The more transparency, the better.
The technology You may need to buy software to track changes, problems, and incidents. Spend the money, because without these tools, success will be limited.
Collect your technical and business service catalogues in a portfolio that spells out business use cases, cost information, and demand expectations. Customers use the business service catalogue to order and track the status of service requests. Just as with online shopping, they can select and bundle IT services and see how long it will take to receive them and what they cost, whether you charge back or not.
The technical service catalogue includes the infrastructure components that make up each service. With this information, IT has the ability to manage and report from the technical and customer perspectives.
Among respondents pursuing ITaaS, bureaucracy is by far the biggest problem.
While the customer-facing service catalogue could be a static intranet page, a genuinely interactive catalogue provides more satisfaction for users trying to get a handle on the provisioning and cost of their services. Look at it this way: Cloud providers offer very functional catalogues of services. If you want your internal offerings to be considered on an equal footing, look into products like those from Ostrato, Jamcracker, and Nephos that offer consolidated storefronts.
Service desk, application performance management, and configuration management database (CMDB) systems are also important, but everything should start with the catalogue.
Successful ITaaS initiatives automate as much as humanly possible. If a process can't be automated, at least automate enforcement and compliance to ensure that the right checks and balances exist. I recently saw a cumbersome provisioning process to get new lab hardware set up go from three days to four hours thanks to automation.
The culture IT-as-a-service affects multiple groups, and without consensus, the initiative will fail. It can't be a backroom deal made at a high level and then dropped on affected parties. Resistance from one group or even a single individual can derail progress. Don't let it get that far.
Identify naysayers and address concerns -- to a point.
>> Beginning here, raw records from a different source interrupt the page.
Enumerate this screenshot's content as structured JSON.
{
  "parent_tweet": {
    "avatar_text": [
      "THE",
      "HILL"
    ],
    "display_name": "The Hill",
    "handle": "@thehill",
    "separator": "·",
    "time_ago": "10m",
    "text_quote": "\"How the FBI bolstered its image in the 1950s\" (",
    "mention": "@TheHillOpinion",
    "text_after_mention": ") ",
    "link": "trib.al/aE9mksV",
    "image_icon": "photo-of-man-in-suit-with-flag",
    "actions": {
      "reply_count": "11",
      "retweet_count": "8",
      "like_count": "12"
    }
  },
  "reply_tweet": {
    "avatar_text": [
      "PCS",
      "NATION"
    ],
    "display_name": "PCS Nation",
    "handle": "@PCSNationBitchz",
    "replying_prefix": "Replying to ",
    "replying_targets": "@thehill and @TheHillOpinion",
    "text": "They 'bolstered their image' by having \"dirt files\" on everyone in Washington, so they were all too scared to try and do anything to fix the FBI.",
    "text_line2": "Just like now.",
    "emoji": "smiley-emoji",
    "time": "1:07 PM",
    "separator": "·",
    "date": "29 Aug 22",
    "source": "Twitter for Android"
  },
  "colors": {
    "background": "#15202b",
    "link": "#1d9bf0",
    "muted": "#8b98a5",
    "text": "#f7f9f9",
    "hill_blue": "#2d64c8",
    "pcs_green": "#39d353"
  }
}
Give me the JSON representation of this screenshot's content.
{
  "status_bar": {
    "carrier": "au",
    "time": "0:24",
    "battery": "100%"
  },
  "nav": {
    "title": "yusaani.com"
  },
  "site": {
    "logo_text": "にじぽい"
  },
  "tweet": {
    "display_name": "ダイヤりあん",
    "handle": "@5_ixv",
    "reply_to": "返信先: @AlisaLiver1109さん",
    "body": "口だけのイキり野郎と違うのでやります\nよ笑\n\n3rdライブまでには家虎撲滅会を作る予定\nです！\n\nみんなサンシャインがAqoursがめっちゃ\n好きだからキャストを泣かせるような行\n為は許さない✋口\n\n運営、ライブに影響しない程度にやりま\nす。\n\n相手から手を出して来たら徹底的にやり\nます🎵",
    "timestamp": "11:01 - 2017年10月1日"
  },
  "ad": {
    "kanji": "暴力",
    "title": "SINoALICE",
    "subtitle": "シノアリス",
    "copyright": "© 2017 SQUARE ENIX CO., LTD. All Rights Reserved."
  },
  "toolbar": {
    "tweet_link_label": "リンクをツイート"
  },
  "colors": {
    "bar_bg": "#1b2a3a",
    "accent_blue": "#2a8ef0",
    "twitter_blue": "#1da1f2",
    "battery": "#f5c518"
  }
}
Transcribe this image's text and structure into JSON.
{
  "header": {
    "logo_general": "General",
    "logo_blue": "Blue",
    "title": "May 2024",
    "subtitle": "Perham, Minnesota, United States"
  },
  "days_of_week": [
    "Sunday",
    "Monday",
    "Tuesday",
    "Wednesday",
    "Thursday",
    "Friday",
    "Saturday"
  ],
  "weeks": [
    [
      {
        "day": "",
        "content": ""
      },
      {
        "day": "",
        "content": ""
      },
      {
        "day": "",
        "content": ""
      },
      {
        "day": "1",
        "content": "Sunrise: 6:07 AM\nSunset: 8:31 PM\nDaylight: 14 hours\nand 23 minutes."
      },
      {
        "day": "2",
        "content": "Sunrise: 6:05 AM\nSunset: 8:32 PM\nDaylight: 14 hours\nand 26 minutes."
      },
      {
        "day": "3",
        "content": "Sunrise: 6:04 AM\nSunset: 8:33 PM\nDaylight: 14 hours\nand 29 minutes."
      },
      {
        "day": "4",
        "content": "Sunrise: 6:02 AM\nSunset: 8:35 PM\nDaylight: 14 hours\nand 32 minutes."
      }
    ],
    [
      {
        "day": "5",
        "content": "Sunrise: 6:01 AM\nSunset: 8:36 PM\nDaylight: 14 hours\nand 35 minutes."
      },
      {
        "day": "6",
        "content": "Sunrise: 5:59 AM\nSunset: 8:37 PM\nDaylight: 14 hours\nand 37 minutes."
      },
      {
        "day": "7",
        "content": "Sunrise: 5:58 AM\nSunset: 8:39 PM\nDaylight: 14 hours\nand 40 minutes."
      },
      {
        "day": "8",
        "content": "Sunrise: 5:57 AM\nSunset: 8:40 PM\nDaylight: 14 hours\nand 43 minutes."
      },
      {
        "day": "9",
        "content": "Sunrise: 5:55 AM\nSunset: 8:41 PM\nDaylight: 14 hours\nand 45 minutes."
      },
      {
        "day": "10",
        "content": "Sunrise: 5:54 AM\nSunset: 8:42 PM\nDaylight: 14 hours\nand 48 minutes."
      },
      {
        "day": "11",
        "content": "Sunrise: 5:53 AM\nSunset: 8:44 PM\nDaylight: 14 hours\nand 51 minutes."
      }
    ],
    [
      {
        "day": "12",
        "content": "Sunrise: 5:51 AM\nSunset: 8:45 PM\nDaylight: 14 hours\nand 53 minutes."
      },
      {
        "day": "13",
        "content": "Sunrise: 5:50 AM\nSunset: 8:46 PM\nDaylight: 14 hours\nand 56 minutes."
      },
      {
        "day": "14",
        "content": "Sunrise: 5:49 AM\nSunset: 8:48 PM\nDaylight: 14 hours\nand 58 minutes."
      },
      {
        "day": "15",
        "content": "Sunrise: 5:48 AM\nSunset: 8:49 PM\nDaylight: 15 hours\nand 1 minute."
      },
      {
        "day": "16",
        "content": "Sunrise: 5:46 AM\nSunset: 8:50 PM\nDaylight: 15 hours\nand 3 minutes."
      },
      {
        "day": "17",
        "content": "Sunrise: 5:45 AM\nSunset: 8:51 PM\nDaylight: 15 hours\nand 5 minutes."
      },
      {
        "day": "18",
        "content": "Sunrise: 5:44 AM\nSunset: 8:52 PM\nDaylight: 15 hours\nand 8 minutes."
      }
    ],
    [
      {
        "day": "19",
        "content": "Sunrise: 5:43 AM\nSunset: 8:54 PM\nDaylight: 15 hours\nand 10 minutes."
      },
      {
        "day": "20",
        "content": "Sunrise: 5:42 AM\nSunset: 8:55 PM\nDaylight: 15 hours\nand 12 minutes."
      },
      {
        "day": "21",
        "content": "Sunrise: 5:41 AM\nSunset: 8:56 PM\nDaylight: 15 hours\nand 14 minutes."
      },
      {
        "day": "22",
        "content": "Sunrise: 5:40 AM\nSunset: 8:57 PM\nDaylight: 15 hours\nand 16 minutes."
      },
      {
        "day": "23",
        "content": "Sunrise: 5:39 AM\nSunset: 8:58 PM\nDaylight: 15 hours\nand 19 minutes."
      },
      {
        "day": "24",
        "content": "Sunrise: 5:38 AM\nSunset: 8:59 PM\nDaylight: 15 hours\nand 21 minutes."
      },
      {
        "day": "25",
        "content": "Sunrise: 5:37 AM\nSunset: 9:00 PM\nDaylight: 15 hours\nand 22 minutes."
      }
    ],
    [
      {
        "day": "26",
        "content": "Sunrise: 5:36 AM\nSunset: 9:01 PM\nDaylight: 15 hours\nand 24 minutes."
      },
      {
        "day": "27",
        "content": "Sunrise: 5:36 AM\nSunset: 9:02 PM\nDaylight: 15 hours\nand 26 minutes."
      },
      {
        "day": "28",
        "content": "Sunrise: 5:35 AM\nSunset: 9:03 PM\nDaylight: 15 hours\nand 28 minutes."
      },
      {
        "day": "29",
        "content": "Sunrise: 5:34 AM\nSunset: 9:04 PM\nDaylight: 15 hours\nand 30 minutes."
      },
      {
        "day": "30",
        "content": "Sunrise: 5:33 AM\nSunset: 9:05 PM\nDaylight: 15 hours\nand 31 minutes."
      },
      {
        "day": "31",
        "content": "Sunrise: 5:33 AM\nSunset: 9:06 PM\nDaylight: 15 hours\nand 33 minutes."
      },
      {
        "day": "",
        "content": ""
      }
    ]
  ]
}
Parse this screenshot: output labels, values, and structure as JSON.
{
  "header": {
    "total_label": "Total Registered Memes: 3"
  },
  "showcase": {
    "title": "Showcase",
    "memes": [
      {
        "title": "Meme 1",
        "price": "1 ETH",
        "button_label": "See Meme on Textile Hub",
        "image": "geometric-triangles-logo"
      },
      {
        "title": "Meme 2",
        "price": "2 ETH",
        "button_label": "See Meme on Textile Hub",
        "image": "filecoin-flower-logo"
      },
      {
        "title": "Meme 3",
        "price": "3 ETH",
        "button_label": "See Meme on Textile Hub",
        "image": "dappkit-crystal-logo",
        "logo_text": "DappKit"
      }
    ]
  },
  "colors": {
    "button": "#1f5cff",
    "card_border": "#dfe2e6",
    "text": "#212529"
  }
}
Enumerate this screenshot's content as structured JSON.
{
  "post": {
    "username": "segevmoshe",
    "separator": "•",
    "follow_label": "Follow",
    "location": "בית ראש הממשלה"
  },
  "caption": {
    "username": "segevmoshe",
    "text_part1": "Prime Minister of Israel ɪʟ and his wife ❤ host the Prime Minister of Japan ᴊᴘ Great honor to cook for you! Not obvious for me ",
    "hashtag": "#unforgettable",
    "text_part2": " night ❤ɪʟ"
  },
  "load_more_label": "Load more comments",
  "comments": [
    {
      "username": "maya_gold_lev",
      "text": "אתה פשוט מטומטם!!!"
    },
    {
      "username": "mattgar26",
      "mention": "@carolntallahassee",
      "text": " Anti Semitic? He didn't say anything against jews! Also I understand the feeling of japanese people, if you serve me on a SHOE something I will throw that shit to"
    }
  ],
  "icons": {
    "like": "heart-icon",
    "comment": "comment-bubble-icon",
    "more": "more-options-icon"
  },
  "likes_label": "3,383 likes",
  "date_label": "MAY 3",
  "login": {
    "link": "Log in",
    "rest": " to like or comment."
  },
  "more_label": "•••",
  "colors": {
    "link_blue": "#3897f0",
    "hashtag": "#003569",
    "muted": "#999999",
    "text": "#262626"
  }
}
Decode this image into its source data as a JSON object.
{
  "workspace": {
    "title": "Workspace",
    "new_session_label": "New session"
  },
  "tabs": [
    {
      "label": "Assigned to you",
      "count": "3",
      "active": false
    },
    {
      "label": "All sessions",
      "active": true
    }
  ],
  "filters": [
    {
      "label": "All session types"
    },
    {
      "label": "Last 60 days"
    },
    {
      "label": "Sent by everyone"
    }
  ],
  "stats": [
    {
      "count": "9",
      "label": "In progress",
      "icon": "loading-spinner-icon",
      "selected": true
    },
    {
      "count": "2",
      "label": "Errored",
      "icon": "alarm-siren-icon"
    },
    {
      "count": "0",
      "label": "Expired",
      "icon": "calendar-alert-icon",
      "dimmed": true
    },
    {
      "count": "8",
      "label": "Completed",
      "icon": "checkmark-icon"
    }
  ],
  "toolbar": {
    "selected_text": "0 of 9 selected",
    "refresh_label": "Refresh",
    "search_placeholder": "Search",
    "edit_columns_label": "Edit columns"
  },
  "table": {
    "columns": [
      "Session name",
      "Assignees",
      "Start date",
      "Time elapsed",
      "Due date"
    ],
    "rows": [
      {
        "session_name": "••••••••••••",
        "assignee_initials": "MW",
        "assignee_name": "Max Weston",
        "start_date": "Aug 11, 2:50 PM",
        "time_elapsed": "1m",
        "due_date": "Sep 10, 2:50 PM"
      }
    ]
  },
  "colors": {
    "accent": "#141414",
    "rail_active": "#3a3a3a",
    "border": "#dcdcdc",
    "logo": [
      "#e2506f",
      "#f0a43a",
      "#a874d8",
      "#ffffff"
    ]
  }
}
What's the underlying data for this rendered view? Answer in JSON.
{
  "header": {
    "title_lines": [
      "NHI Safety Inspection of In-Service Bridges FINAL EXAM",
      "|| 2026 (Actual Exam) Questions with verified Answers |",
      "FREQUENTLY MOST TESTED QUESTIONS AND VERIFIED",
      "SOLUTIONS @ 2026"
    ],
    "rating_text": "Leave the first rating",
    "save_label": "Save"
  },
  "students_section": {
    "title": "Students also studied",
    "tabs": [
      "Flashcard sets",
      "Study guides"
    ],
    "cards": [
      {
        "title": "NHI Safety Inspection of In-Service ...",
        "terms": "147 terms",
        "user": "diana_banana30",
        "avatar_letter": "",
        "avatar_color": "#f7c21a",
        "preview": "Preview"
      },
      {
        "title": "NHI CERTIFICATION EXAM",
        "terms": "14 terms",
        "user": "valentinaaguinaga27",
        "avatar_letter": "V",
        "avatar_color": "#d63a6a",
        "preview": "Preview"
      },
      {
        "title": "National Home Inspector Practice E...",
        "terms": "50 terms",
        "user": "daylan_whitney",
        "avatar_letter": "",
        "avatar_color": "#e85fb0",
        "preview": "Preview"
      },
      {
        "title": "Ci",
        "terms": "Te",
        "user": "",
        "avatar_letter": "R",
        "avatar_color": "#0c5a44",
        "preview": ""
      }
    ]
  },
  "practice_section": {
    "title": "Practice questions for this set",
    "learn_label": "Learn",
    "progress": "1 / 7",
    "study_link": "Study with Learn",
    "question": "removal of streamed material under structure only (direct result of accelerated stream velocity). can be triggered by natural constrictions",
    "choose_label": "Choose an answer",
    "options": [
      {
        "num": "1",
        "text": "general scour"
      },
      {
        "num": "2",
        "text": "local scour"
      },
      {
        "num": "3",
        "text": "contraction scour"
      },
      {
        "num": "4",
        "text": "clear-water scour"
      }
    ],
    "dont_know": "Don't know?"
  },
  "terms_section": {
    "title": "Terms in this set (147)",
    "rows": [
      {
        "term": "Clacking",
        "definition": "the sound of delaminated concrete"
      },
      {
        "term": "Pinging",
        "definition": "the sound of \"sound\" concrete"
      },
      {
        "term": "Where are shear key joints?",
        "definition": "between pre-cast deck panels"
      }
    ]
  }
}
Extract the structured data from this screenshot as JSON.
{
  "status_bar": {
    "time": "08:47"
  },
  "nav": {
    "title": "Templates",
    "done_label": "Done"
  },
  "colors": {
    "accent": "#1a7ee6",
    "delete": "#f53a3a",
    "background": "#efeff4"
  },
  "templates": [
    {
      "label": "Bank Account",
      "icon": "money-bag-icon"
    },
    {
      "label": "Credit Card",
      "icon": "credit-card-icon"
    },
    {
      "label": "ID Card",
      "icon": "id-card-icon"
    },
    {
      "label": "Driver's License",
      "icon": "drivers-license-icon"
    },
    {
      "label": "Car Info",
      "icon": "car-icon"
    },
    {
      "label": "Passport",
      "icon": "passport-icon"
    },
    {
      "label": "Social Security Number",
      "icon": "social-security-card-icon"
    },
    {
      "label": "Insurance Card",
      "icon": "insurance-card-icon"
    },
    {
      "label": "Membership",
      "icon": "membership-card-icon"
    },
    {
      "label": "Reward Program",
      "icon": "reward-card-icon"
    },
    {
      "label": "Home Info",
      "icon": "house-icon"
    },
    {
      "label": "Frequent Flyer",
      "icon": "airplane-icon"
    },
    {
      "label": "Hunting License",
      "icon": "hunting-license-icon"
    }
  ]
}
I have seen organizations that try and build too much consensus and work to get buy-in from people who will never agree. Sometimes leaders need to make tough choices.
I've also seen companies spend a substantial sum to train their staff to be more "service-centric," but then get frustrated when people did not change right away. If you do decide to hire a training provider, choose carefully and work with the provider to customize the content and make it specific to your organization. This is more time-consuming for the provider, whose business is driven by cookie-cutter classes, but it's critical to cover some specific use cases and work through scenarios in your organization.
The customer-centric culture must permeate the entire IT group. I promise you that user satisfaction levels are a lot higher in IT organizations that are service-based. The IT staffs in these organizations have higher morale and a better blend of technical and soft skills. They feel like their lives are less chaotic, and they're able to be more responsive to user needs.
Sure, it sounds crunchy. But everyone's happier, and that's a fact.